Ese párrafo es la cláusula de Monza. Si sobrevive a los abogados, esto se parece a un reglamento deportivo. Si se cae, esto es Ginebra 1924 con mejor prensa.
Así que cuando leas el próximo anuncio de compromiso de seguridad de cualquier empresa de IA —y va a haber muchos en los próximos meses, porque Hugging Face ya pidió el mismo día que la incluyeran en el programa de evaluadores— hazle tres preguntas. Quién verifica. Si quien verifica puede publicar sin pedir permiso. Y qué pasa exactamente si un día dice que no le han dejado entrar.
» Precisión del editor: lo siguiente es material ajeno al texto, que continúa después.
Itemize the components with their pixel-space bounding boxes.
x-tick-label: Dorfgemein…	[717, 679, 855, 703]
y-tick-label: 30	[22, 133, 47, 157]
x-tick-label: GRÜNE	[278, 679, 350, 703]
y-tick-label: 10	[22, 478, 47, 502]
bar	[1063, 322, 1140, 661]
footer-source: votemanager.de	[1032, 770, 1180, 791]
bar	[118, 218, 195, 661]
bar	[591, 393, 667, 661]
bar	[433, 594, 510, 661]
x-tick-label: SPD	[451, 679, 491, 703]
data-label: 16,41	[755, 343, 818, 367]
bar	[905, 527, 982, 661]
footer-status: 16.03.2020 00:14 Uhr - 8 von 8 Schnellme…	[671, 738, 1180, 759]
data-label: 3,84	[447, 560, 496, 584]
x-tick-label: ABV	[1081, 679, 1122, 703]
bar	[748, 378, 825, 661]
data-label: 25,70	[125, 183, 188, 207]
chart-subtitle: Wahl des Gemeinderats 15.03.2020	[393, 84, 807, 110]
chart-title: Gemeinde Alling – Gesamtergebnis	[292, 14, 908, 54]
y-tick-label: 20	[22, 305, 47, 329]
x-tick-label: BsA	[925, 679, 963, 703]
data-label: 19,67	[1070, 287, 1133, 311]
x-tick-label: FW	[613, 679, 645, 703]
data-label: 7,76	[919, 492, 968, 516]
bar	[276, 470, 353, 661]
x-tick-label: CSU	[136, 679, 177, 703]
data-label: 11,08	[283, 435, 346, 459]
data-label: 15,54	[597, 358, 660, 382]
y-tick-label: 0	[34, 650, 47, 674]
Esas tres preguntas separan un cártel de un reglamento. No hace falta ser ingeniero para formularlas y no hace falta el permiso de nadie para exigir la respuesta. Desde Human-IA llevamos meses repitiendo que el valor está donde hay duda, y esta es la duda más rentable que se puede tener ahora mismo: no si frenan, sino si podremos comprobarlo. Lo aprendimos por las malas cuando resultó que un modelo puede partir en dos un token para esquivar al escáner que lo vigila, y cuando vimos que una IA optimiza el objetivo que se mide, no la intención que hay detrás. Si las máquinas aprenden a aparentar que cumplen, la única defensa es que el examen sea público.
Volvamos a la carrera.
Aquella persona que me preguntaba por qué nadie adelantaba detrás del coche de seguridad tenía más razón de la que le concedí. Lo interesante nunca fue el coche de seguridad. Fue que hubiera alguien con autoridad para sacarlo, reglas escritas antes de que hicieran falta, y una grada entera mirando para que nadie hiciera trampas mientras estaba fuera.
Un cártel y un reglamento hacen exactamente lo mismo: frenar a todos a la vez. Solo se distinguen si la grada puede verlo.
Pregunta quién tiene la llave del garaje.